Ah! Se soubessem os deuses

quanta agonia pode existir

nos cristais que choram

a vida teria alegrias

e os olhos do céu

que veem tantas vezes

as almas em luto

não se recordariam da escuridão

e do medo das lágrimas

que rolam nos abismos amarelos.

 

Ah! Se soubessem os deuses

que parti meu coração

e as águias devoram a saudade

ouviriam os lamentos

e os gemidos

que brotam das bocas famintas dos pardais.

 

Ah! Se soubessem os deuses

que aspiro a eternidade

não me fariam mortal

e a alma não existiria

para não morrer

e meu ser seria frio

sem o calor do inverno

sem neves e vales.

 

Ah! Se soubessem os deuses

que só restam recordações

voltaríamos ao futuro

que passou

e brilhariam esperanças

nos olhos mudos das estátuas.

 

Ah!

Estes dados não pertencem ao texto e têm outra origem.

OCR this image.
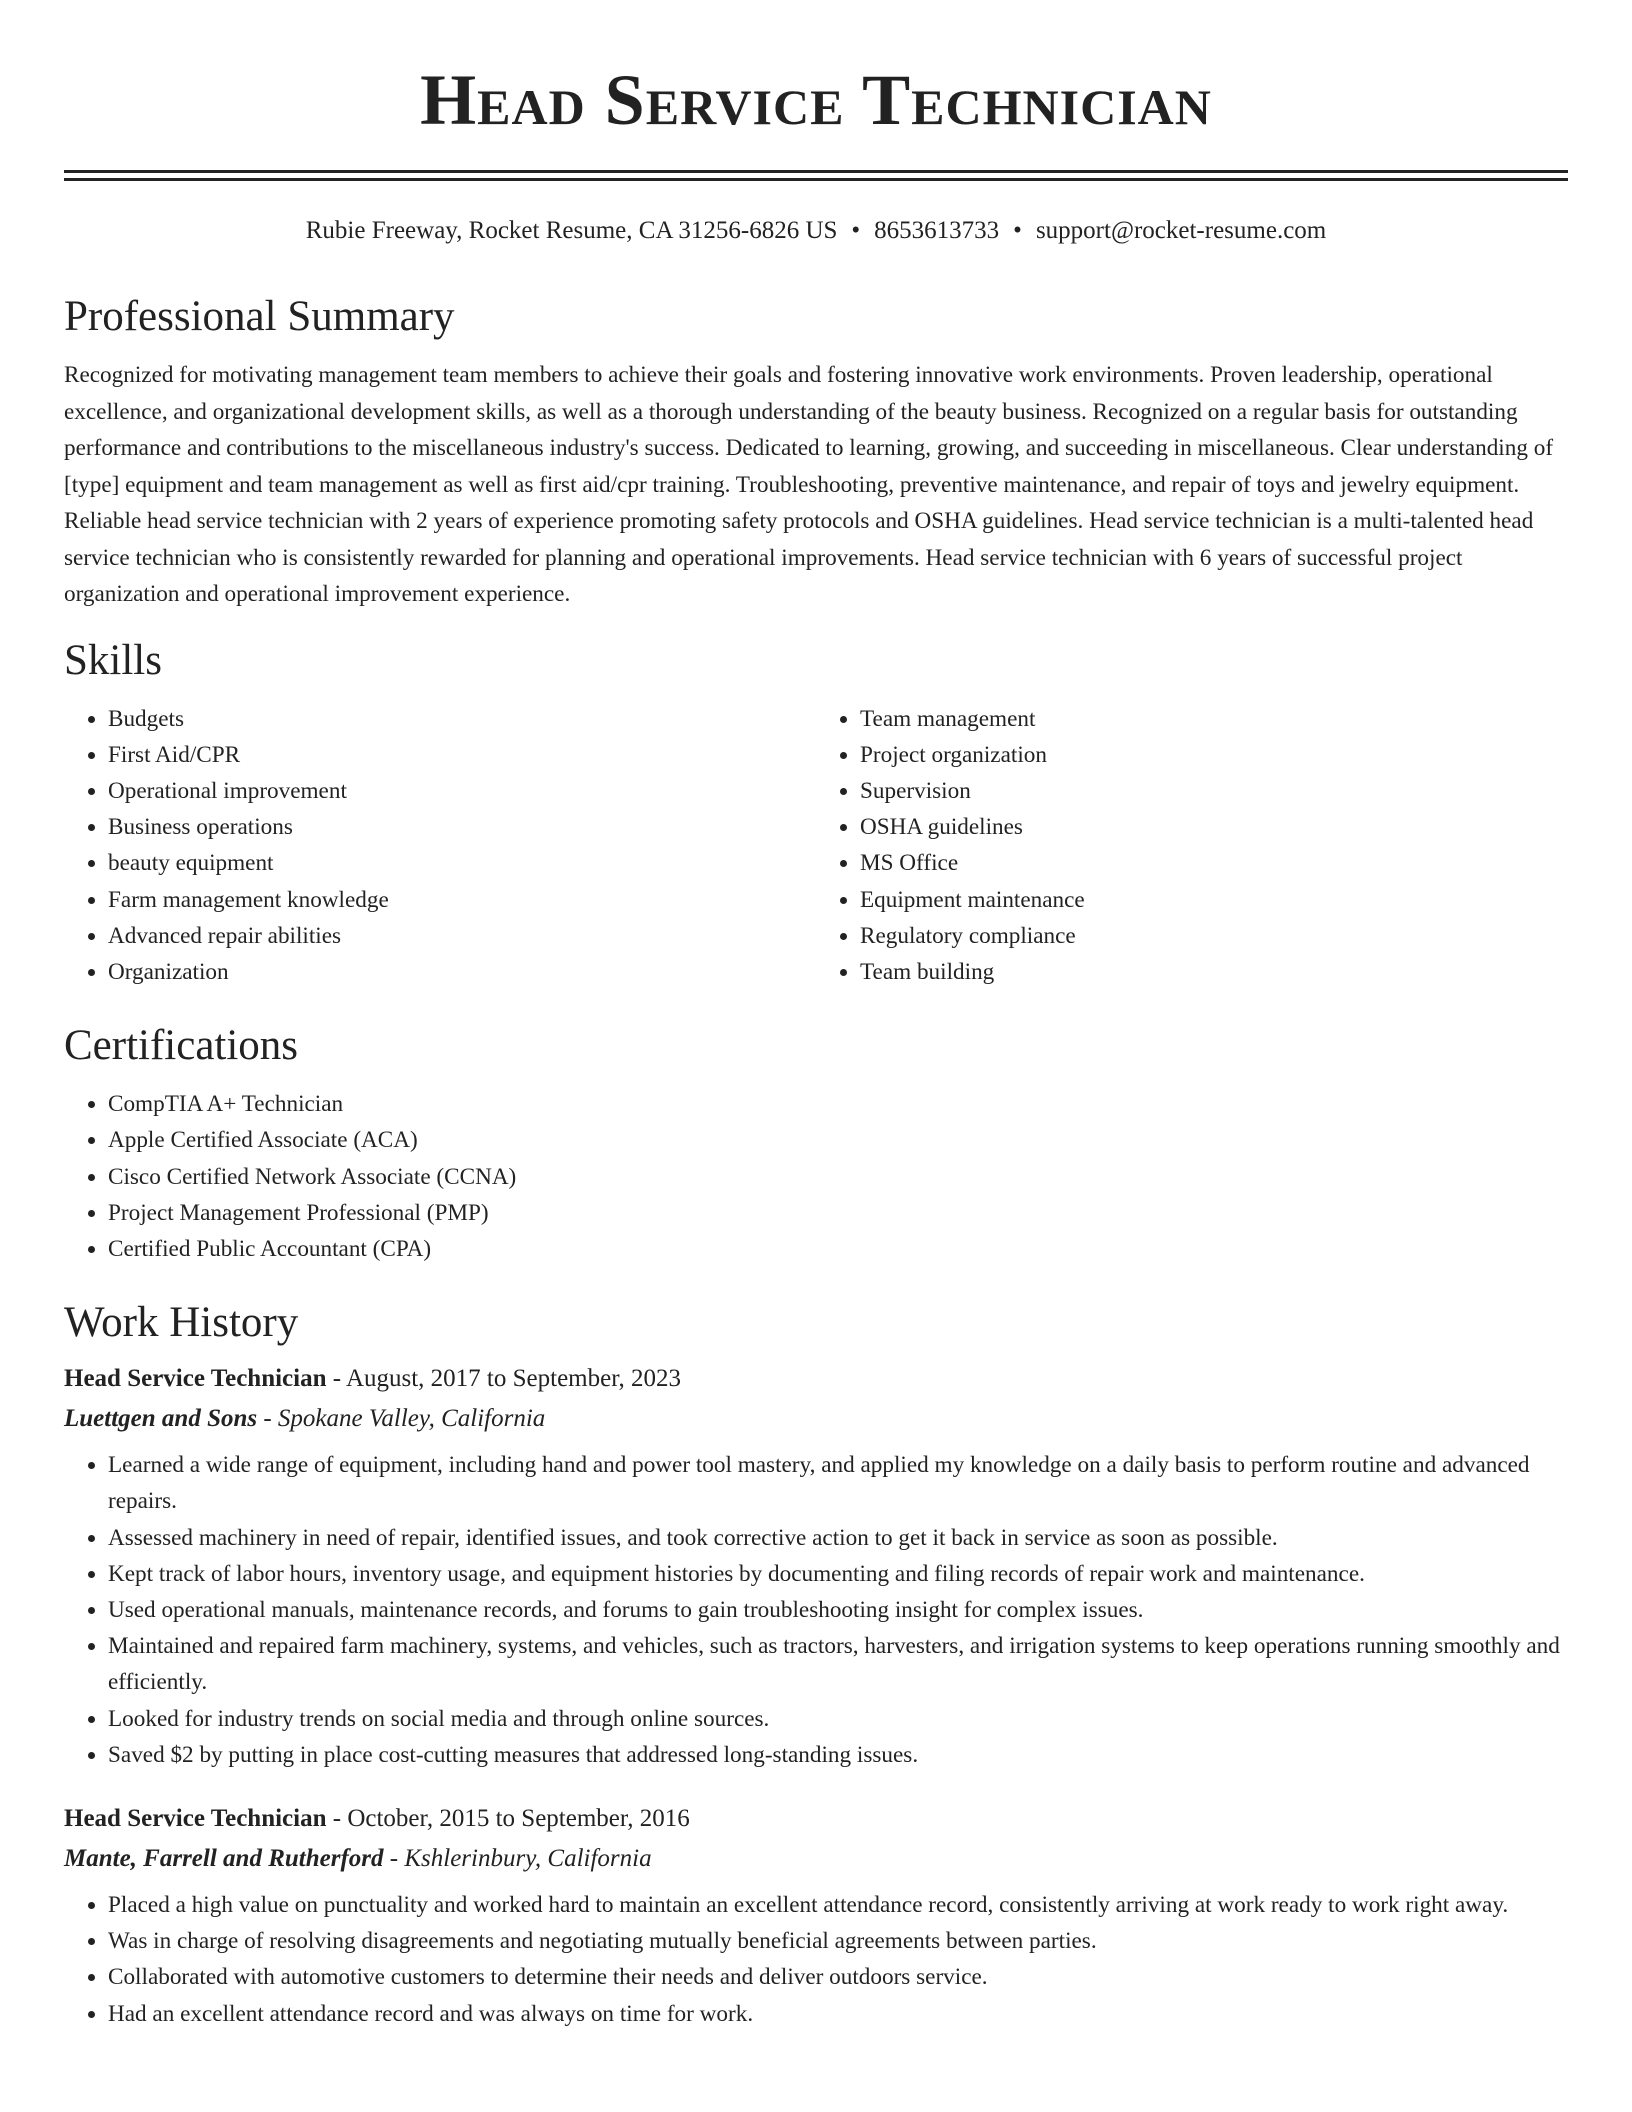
Head Service Technician
Rubie Freeway, Rocket Resume, CA 31256-6826 US • 8653613733 • support@rocket-resume.com
Professional Summary

Recognized for motivating management team members to achieve their goals and fostering innovative work environments. Proven leadership, operational excellence, and organizational development skills, as well as a thorough understanding of the beauty business. Recognized on a regular basis for outstanding performance and contributions to the miscellaneous industry's success. Dedicated to learning, growing, and succeeding in miscellaneous. Clear understanding of [type] equipment and team management as well as first aid/cpr training. Troubleshooting, preventive maintenance, and repair of toys and jewelry equipment. Reliable head service technician with 2 years of experience promoting safety protocols and OSHA guidelines. Head service technician is a multi-talented head service technician who is consistently rewarded for planning and operational improvements. Head service technician with 6 years of successful project organization and operational improvement experience.

Skills
• Budgets
• First Aid/CPR
• Operational improvement
• Business operations
• beauty equipment
• Farm management knowledge
• Advanced repair abilities
• Organization
• Team management
• Project organization
• Supervision
• OSHA guidelines
• MS Office
• Equipment maintenance
• Regulatory compliance
• Team building
Certifications
• CompTIA A+ Technician
• Apple Certified Associate (ACA)
• Cisco Certified Network Associate (CCNA)
• Project Management Professional (PMP)
• Certified Public Accountant (CPA)
Work History
Head Service Technician - August, 2017 to September, 2023
Luettgen and Sons - Spokane Valley, California
• Learned a wide range of equipment, including hand and power tool mastery, and applied my knowledge on a daily basis to perform routine and advanced repairs.
• Assessed machinery in need of repair, identified issues, and took corrective action to get it back in service as soon as possible.
• Kept track of labor hours, inventory usage, and equipment histories by documenting and filing records of repair work and maintenance.
• Used operational manuals, maintenance records, and forums to gain troubleshooting insight for complex issues.
• Maintained and repaired farm machinery, systems, and vehicles, such as tractors, harvesters, and irrigation systems to keep operations running smoothly and efficiently.
• Looked for industry trends on social media and through online sources.
• Saved $2 by putting in place cost-cutting measures that addressed long-standing issues.
Head Service Technician - October, 2015 to September, 2016
Mante, Farrell and Rutherford - Kshlerinbury, California
• Placed a high value on punctuality and worked hard to maintain an excellent attendance record, consistently arriving at work ready to work right away.
• Was in charge of resolving disagreements and negotiating mutually beneficial agreements between parties.
• Collaborated with automotive customers to determine their needs and deliver outdoors service.
• Had an excellent attendance record and was always on time for work.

Se soubessem os deuses…

(Publicado no Álbum do Cinquentenário de Joaçaba, 1967)

 

Flamboyant

Flamboyant

 

Meu coração flamboyant florido

vermelho do verão

ao vento balançando baila

e tomba sempre.

 

Neste ciclo flamboyante

liberto da prisão as ânsias

e os planos em perspectivas

que dormem nas estrelas.

 

Volta coração vermelho

à agonia cadenciada

das etapas!

 

Explode rubro poeta flambloyant

cascalhos e folhas verdes

em janeiro!

 

Florianópolis, 25 de janeiro de 1975.